In a move that has sent shockwaves through the international community and delighting gin-soaked observers everywhere, Senegalese MPs have decided to curb presidential powers while inexplicably praising the UK's democracy model. Yes, you heard that right. The same UK where our dear leaders have perfected the art of looking busy while achieving precisely nothing. Oh, the irony would be delicious if it weren't so, well, utterly British.
Let's set the scene in Dakar. The sun beats down on the Palais de l'Assemblée Nationale as honourable members gather to debate a constitutional reform that would clip the wings of President Macky Sall. The proposal would reduce the head of state's ability to dissolve parliament, sack ministers, and declare states of emergency. A rather sensible idea, one might think, except they've decided to invoke the UK's glorious Westminster model as their guiding light.

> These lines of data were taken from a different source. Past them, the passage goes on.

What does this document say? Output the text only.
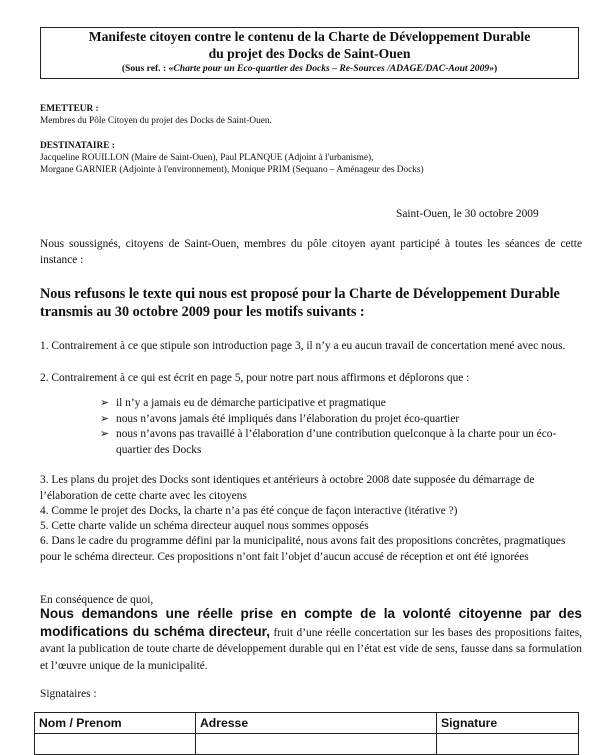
Manifeste citoyen contre le contenu de la Charte de Développement Durable
du projet des Docks de Saint-Ouen
(Sous ref. : «Charte pour un Eco-quartier des Docks – Re-Sources /ADAGE/DAC-Aout 2009»)
EMETTEUR :
Membres du Pôle Citoyen du projet des Docks de Saint-Ouen.
DESTINATAIRE :
Jacqueline ROUILLON (Maire de Saint-Ouen), Paul PLANQUE (Adjoint à l'urbanisme),
Morgane GARNIER (Adjointe à l'environnement), Monique PRIM (Sequano – Aménageur des Docks)
Saint-Ouen, le 30 octobre 2009
Nous soussignés, citoyens de Saint-Ouen, membres du pôle citoyen ayant participé à toutes les séances de cette instance :
Nous refusons le texte qui nous est proposé pour la Charte de Développement Durable transmis au 30 octobre 2009 pour les motifs suivants :
1. Contrairement à ce que stipule son introduction page 3, il n’y a eu aucun travail de concertation mené avec nous.
2. Contrairement à ce qui est écrit en page 5, pour notre part nous affirmons et déplorons que :
➢ il n’y a jamais eu de démarche participative et pragmatique
➢ nous n’avons jamais été impliqués dans l’élaboration du projet éco-quartier
➢ nous n’avons pas travaillé à l’élaboration d’une contribution quelconque à la charte pour un éco-quartier des Docks
3. Les plans du projet des Docks sont identiques et antérieurs à octobre 2008 date supposée du démarrage de l’élaboration de cette charte avec les citoyens
4. Comme le projet des Docks, la charte n’a pas été conçue de façon interactive (itérative ?)
5. Cette charte valide un schéma directeur auquel nous sommes opposés
6. Dans le cadre du programme défini par la municipalité, nous avons fait des propositions concrètes, pragmatiques pour le schéma directeur. Ces propositions n’ont fait l’objet d’aucun accusé de réception et ont été ignorées
En conséquence de quoi,
Nous demandons une réelle prise en compte de la volonté citoyenne par des modifications du schéma directeur, fruit d’une réelle concertation sur les bases des propositions faites, avant la publication de toute charte de développement durable qui en l’état est vide de sens, fausse dans sa formulation et l’œuvre unique de la municipalité.
Signataires :
Nom / Prenom	Adresse	Signature
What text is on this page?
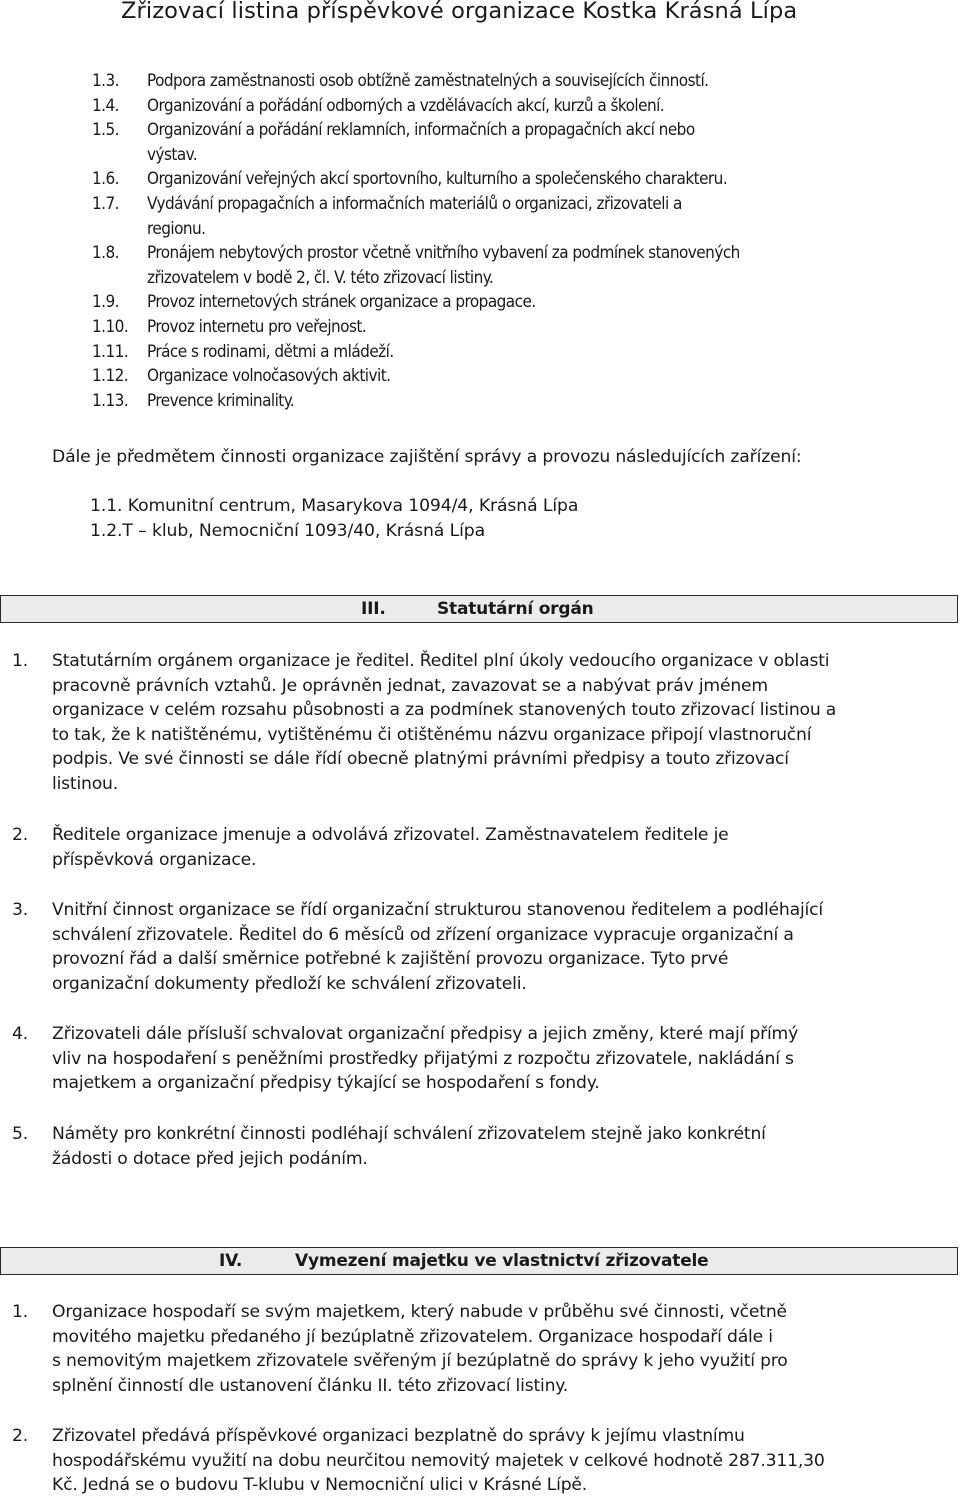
Zřizovací listina příspěvkové organizace Kostka Krásná Lípa
1.3.	Podpora zaměstnanosti osob obtížně zaměstnatelných a souvisejících činností.
1.4.	Organizování a pořádání odborných a vzdělávacích akcí, kurzů a školení.
1.5.	Organizování a pořádání reklamních, informačních a propagačních akcí nebo
výstav.
1.6.	Organizování veřejných akcí sportovního, kulturního a společenského charakteru.
1.7.	Vydávání propagačních a informačních materiálů o organizaci, zřizovateli a
regionu.
1.8.	Pronájem nebytových prostor včetně vnitřního vybavení za podmínek stanovených
zřizovatelem v bodě 2, čl. V. této zřizovací listiny.
1.9.	Provoz internetových stránek organizace a propagace.
1.10.	Provoz internetu pro veřejnost.
1.11.	Práce s rodinami, dětmi a mládeží.
1.12.	Organizace volnočasových aktivit.
1.13.	Prevence kriminality.
Dále je předmětem činnosti organizace zajištění správy a provozu následujících zařízení:
1.1. Komunitní centrum, Masarykova 1094/4, Krásná Lípa
1.2.T – klub, Nemocniční 1093/40, Krásná Lípa
III.	Statutární orgán
1.	Statutárním orgánem organizace je ředitel. Ředitel plní úkoly vedoucího organizace v oblasti
pracovně právních vztahů. Je oprávněn jednat, zavazovat se a nabývat práv jménem
organizace v celém rozsahu působnosti a za podmínek stanovených touto zřizovací listinou a
to tak, že k natištěnému, vytištěnému či otištěnému názvu organizace připojí vlastnoruční
podpis. Ve své činnosti se dále řídí obecně platnými právními předpisy a touto zřizovací
listinou.
2.	Ředitele organizace jmenuje a odvolává zřizovatel. Zaměstnavatelem ředitele je
příspěvková organizace.
3.	Vnitřní činnost organizace se řídí organizační strukturou stanovenou ředitelem a podléhající
schválení zřizovatele. Ředitel do 6 měsíců od zřízení organizace vypracuje organizační a
provozní řád a další směrnice potřebné k zajištění provozu organizace. Tyto prvé
organizační dokumenty předloží ke schválení zřizovateli.
4.	Zřizovateli dále přísluší schvalovat organizační předpisy a jejich změny, které mají přímý
vliv na hospodaření s peněžními prostředky přijatými z rozpočtu zřizovatele, nakládání s
majetkem a organizační předpisy týkající se hospodaření s fondy.
5.	Náměty pro konkrétní činnosti podléhají schválení zřizovatelem stejně jako konkrétní
žádosti o dotace před jejich podáním.
IV.	Vymezení majetku ve vlastnictví zřizovatele
1.	Organizace hospodaří se svým majetkem, který nabude v průběhu své činnosti, včetně
movitého majetku předaného jí bezúplatně zřizovatelem. Organizace hospodaří dále i
s nemovitým majetkem zřizovatele svěřeným jí bezúplatně do správy k jeho využití pro
splnění činností dle ustanovení článku II. této zřizovací listiny.
2.	Zřizovatel předává příspěvkové organizaci bezplatně do správy k jejímu vlastnímu
hospodářskému využití na dobu neurčitou nemovitý majetek v celkové hodnotě 287.311,30
Kč. Jedná se o budovu T-klubu v Nemocniční ulici v Krásné Lípě.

Now, gentle reader, I must pause for a stiff sip of aviation gin (duty free, darling, duty free) and a moment of reflection. The UK democracy model is a thing of beauty if you enjoy watching grown men in expensive suits shout at each other across a green bench while pretending to listen to the Queen's Speech. It's a system where we have unelected Lords interfering with legislation, a Prime Minister who couldn't organise a piss-up in a brewery (never mind the lockdown parties), and a monarchy that costs us millions to pretend they're not just wealthy jobseekers.
But I digress. The Senegalese are, presumably, swooning over our 'strong' parliamentary system, our 'robust' checks and balances, and our 'time-honoured' tradition of having a government that changes faster than a London weather forecast. Forget the messy bits: the fact that our democracy is currently held hostage by a Tory party that has all the coherence of a cat herding conference, or that our electoral system guarantees a two-party duopoly where both options are about as appealing as a cold chip butty.
The real question is: what the devil is Senegal thinking? Perhaps they've been seduced by our charmingly archaic rituals: the mace, the black rod, the speaker in tights. Or maybe they've mistaken our chaotic political landscape for dynamism. In any case, while Senegal's MPs are busy praising our system, they're simultaneously plotting to redistribute power in a way that would make even our own Lords blush. It's like saying 'I love your recipe' while secretly adding your own spices to the pot.
But let's not be too harsh. After all, the UK democracy model does have its merits. For instance, it keeps the populace entertained with scandals and resignations, it provides endless material for satirists (ahem), and it offers a fine example of how to pretend everything is fine while the ship slowly sinks. Senegal could do worse. They could take inspiration from the US, where democracy is conducted with the subtlety of a Nando's peri-peri sauce advert.
Now, as tensions simmer in Dakar, let us raise a glass to the Senegalese for their bravery. They're attempting the political equivalent of untangling a particularly stubborn set of headphones while wearing boxing gloves. It's messy, it's confusing, and it might end in tears. But at least they're trying. Unlike our own dear MPs, who seem content to sit on their hands and wait for the next election like children waiting for Christmas.
So here's to Senegal: may your parliamentary debates be lively, your gin plentiful, and your political reforms less farcical than our own. And if you really want to avoid becoming a laughingstock, perhaps don't openly praise the UK's democracy model while simultaneously gutting your own president's powers. It's a bit like saying 'I love this restaurant' while sneaking out the back door. Just a thought.
Now, if you'll excuse me, I need to refill my glass and write a stern letter to the editor. Because right now, I can't tell if I'm laughing or crying.